Program ini cukup berhasil. Belum seluruhnya selesai, masih ada sisa pekerjaan yang harus dirampungkan seperti mapping, tapi kita sudah bisa melihat poin `lesson learn` untuk menentukan langkah ke depan,"
Palangkaraya (ANTARA News) - Pilot project Desa Hijau REDD+ di Kalimantan Tengah dianggap berhasil karenanya salah satu program imperative Badan Pengelola REDD+ yang langsung dikelola masyarakat ini akan diperluas ke beberapa provinsi.

"Program ini cukup berhasil. Belum seluruhnya selesai, masih ada sisa pekerjaan yang harus dirampungkan seperti mapping, tapi kita sudah bisa melihat poin lesson learn untuk menentukan langkah ke depan," kata Deputi Bidang Perencanaan dan Pendanaan BP REDD+ Agus Sari usai mengikuti seminar Maju Desaku Lestari Alamku di Palangkaraya, Kamis.

Harapannya program tersebut dapat diperluas di beberapa provinsi dalam waktu dekat. Karena, lanjutnya, sejauh ini MoU dengan tujuh provinsi telah dilakukan, dan optimisme beberapa provinsi seperti Sumatera Barat, Jambi, dan Kalimantan Timur atas keberhasilan pelaksanaan Desa Hijau REDD+ mulai terbentuk.

Menurut dia, tolak ukur yang menjadikan program terkait REDD+ ini berhasil yakni dimasukkan dan diintegrasikannya peta-peta tematik dalam proses perencanaan wilayah. Hal itu memperlihatkan hasil sebuah program yang berjalan, bukan sebuah proyek.

Kedua, tambahnya, aspek manfaat program Desa Hijau REDD+ ini berupa peningkatan kesejahteraan terlihat. Dengan perencanaan wilayah yang baik, tampak trennya cukup baik berupa alternatif pekerjaan yang bermunculan.
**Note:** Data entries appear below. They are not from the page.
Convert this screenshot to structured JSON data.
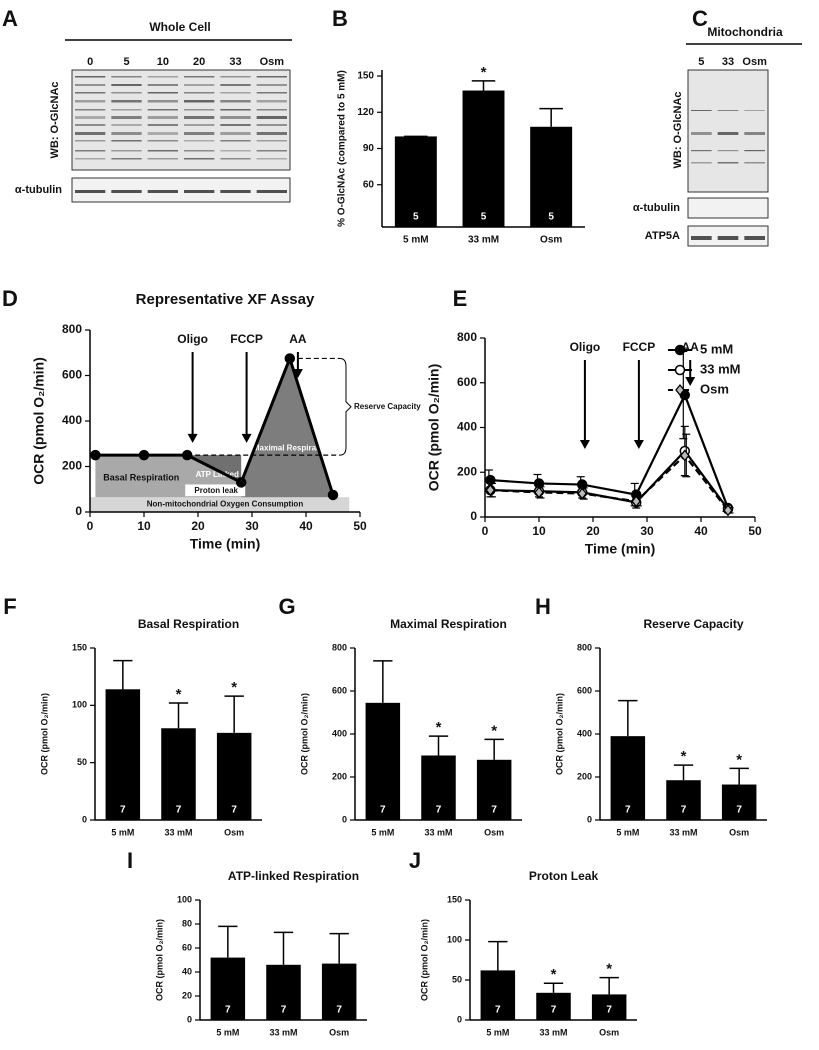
{
  "blots": [
    {
      "panel": "A",
      "title": "Whole Cell",
      "lanes": [
        "0",
        "5",
        "10",
        "20",
        "33",
        "Osm"
      ],
      "labels": [
        "WB: O-GlcNAc",
        "α-tubulin"
      ]
    },
    {
      "panel": "C",
      "title": "Mitochondria",
      "lanes": [
        "5",
        "33",
        "Osm"
      ],
      "labels": [
        "WB: O-GlcNAc",
        "α-tubulin",
        "ATP5A"
      ]
    }
  ],
  "chart_data": [
    {
      "type": "bar",
      "panel": "B",
      "ylabel": "% O-GlcNAc (compared to 5 mM)",
      "categories": [
        "5 mM",
        "33 mM",
        "Osm"
      ],
      "values": [
        100,
        138,
        108
      ],
      "errors": [
        0,
        8,
        15
      ],
      "n": [
        5,
        5,
        5
      ],
      "stars": [
        null,
        "*",
        null
      ],
      "color": "#000000",
      "ylim": [
        25,
        155
      ],
      "yticks": [
        60,
        90,
        120,
        150
      ]
    },
    {
      "type": "line",
      "panel": "D",
      "title": "Representative XF Assay",
      "xlabel": "Time (min)",
      "ylabel": "OCR (pmol O₂/min)",
      "x": [
        1,
        10,
        18,
        28,
        37,
        45
      ],
      "values": [
        250,
        250,
        250,
        130,
        675,
        75
      ],
      "color": "#000000",
      "non_mito_level": 65,
      "xlim": [
        0,
        50
      ],
      "xticks": [
        0,
        10,
        20,
        30,
        40,
        50
      ],
      "ylim": [
        0,
        800
      ],
      "yticks": [
        0,
        200,
        400,
        600,
        800
      ],
      "injections": [
        {
          "label": "Oligo",
          "x": 19
        },
        {
          "label": "FCCP",
          "x": 29
        },
        {
          "label": "AA",
          "x": 38.5
        }
      ],
      "regions": [
        "Basal Respiration",
        "ATP Linked",
        "Proton leak",
        "Maximal Respiration",
        "Reserve Capacity",
        "Non-mitochondrial Oxygen Consumption"
      ]
    },
    {
      "type": "line",
      "panel": "E",
      "xlabel": "Time (min)",
      "ylabel": "OCR (pmol O₂/min)",
      "x": [
        1,
        10,
        18,
        28,
        37,
        45
      ],
      "xlim": [
        0,
        50
      ],
      "xticks": [
        0,
        10,
        20,
        30,
        40,
        50
      ],
      "ylim": [
        0,
        800
      ],
      "yticks": [
        0,
        200,
        400,
        600,
        800
      ],
      "legend": "upper right",
      "series": [
        {
          "name": "5 mM",
          "color": "#000000",
          "marker": "circle",
          "dashed": false,
          "values": [
            165,
            150,
            145,
            100,
            545,
            40
          ],
          "errors": [
            45,
            40,
            35,
            50,
            195,
            15
          ]
        },
        {
          "name": "33 mM",
          "color": "#000000",
          "marker": "open-circle",
          "dashed": false,
          "values": [
            120,
            115,
            110,
            65,
            295,
            35
          ],
          "errors": [
            30,
            25,
            25,
            25,
            110,
            15
          ]
        },
        {
          "name": "Osm",
          "color": "#000000",
          "marker": "diamond",
          "dashed": true,
          "values": [
            120,
            110,
            105,
            70,
            275,
            30
          ],
          "errors": [
            30,
            25,
            25,
            20,
            95,
            12
          ]
        }
      ],
      "injections": [
        {
          "label": "Oligo",
          "x": 18.5
        },
        {
          "label": "FCCP",
          "x": 28.5
        },
        {
          "label": "AA",
          "x": 38
        }
      ]
    },
    {
      "type": "bar",
      "panel": "F",
      "title": "Basal Respiration",
      "ylabel": "OCR (pmol O₂/min)",
      "categories": [
        "5 mM",
        "33 mM",
        "Osm"
      ],
      "values": [
        114,
        80,
        76
      ],
      "errors": [
        25,
        22,
        32
      ],
      "n": [
        7,
        7,
        7
      ],
      "stars": [
        null,
        "*",
        "*"
      ],
      "color": "#000000",
      "ylim": [
        0,
        150
      ],
      "yticks": [
        0,
        50,
        100,
        150
      ]
    },
    {
      "type": "bar",
      "panel": "G",
      "title": "Maximal Respiration",
      "ylabel": "OCR (pmol O₂/min)",
      "categories": [
        "5 mM",
        "33 mM",
        "Osm"
      ],
      "values": [
        545,
        300,
        280
      ],
      "errors": [
        195,
        90,
        95
      ],
      "n": [
        7,
        7,
        7
      ],
      "stars": [
        null,
        "*",
        "*"
      ],
      "color": "#000000",
      "ylim": [
        0,
        800
      ],
      "yticks": [
        0,
        200,
        400,
        600,
        800
      ]
    },
    {
      "type": "bar",
      "panel": "H",
      "title": "Reserve Capacity",
      "ylabel": "OCR (pmol O₂/min)",
      "categories": [
        "5 mM",
        "33 mM",
        "Osm"
      ],
      "values": [
        390,
        185,
        165
      ],
      "errors": [
        165,
        70,
        75
      ],
      "n": [
        7,
        7,
        7
      ],
      "stars": [
        null,
        "*",
        "*"
      ],
      "color": "#000000",
      "ylim": [
        0,
        800
      ],
      "yticks": [
        0,
        200,
        400,
        600,
        800
      ]
    },
    {
      "type": "bar",
      "panel": "I",
      "title": "ATP-linked Respiration",
      "ylabel": "OCR (pmol O₂/min)",
      "categories": [
        "5 mM",
        "33 mM",
        "Osm"
      ],
      "values": [
        52,
        46,
        47
      ],
      "errors": [
        26,
        27,
        25
      ],
      "n": [
        7,
        7,
        7
      ],
      "stars": [
        null,
        null,
        null
      ],
      "color": "#000000",
      "ylim": [
        0,
        100
      ],
      "yticks": [
        0,
        20,
        40,
        60,
        80,
        100
      ]
    },
    {
      "type": "bar",
      "panel": "J",
      "title": "Proton Leak",
      "ylabel": "OCR (pmol O₂/min)",
      "categories": [
        "5 mM",
        "33 mM",
        "Osm"
      ],
      "values": [
        62,
        34,
        32
      ],
      "errors": [
        36,
        12,
        21
      ],
      "n": [
        7,
        7,
        7
      ],
      "stars": [
        null,
        "*",
        "*"
      ],
      "color": "#000000",
      "ylim": [
        0,
        150
      ],
      "yticks": [
        0,
        50,
        100,
        150
      ]
    }
  ]
}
"Kalau terkait masalah deforestasinya ternyata dengan (terciptanya) pekerjaan alternatif membuat mereka bertahan tidak masuk hutan lagi," katanya.

Program Manajer Environment and Economic Governance Kemitraan Partnership Hasbi Berliani mengatakan program Desa Hijau REDD+ tampak nyata diterima masyarakat.

"Kami menerima banyak kritikan dari berbagai pihak mulai dari NGO, akademisi, masyarakat perihal manfaat kegiatan ini. Saya rasa ini benar-benar menyentuh masyarakat, karena tampak mampu memperluas kegiatan ekonomi dan sebagainya," katanya.

Kemitraan, ia mengatakan, sudah memformulasikan beberapa hal yang baik yang dapat dikembangkan lebih lanjut dari Program Desa Hijau REDD+. Namun, tidak cukup program enam--delapan bulan untuk menjalankan secara utuh program tersebut.

"Enam sampai delapan bulan itu baru masuk assessment saja. Tahun kedua harusnya bisa masuk penguatan masyarakat, dan tahun ke-3 penguatan kelembagaan masyarakat untuk lanjutkan program hingga tuntas," ujar dia.

Ia memperhitungkan idealnya butuh 2,5 hingga tiga tahun untuk menjalankan secara utuh Program Desa Hijau REDD+ yang merupakan hasil kerja sama United Nation Development Program (UNDP), BP REDD+, dan Kemitraan ini agar berhasil.

"Kalau sekarang baru keliatan awalnya saja, bisa juga jika tidak dilanjutkan sampai yakin program tersebut berjalan dengan sendirinya di desa terkait, bisa saja hilang," ujar dia.

Pilot project program Desa Hijau REDD+ berjalan dari Januari hingga Oktober 2014 di 10 desa di Kalimantan Tengah. Ke-10 desa tersebut antara lain Olung Soloi, Kolam, Saruhung, Tumbang Nusa, Garung, Jabiren, Mantaren II, Buntoi, Tambak Bajai, dan Tumbang Tampang Air.

Hasil positif yang berhasil ditunjukkan dari program tersebut antara lain terbentuknya peta-peta tematik tentang kawasan hutan, gambut, dan aset masyarakat desa. Selain itu, tersusun tiga modul belajar dan kurikulum sekolah hijau untuk sekolah dasar, tersusunnya Rencana Pembangunan Jangka Menengah Desa (RPJMDes) yang mengakomodasi aspek lingkungan, sosial, dan ekonomi.

Hal lain yang tampak yakni beroperasinya empat kelompok usaha perempuan industri rumah tangga, terbentuknya dua kelompok lokal pemadam api, serta terlatihnya kelompok-kelompok petani karet, gaharu, dan pertanian organik.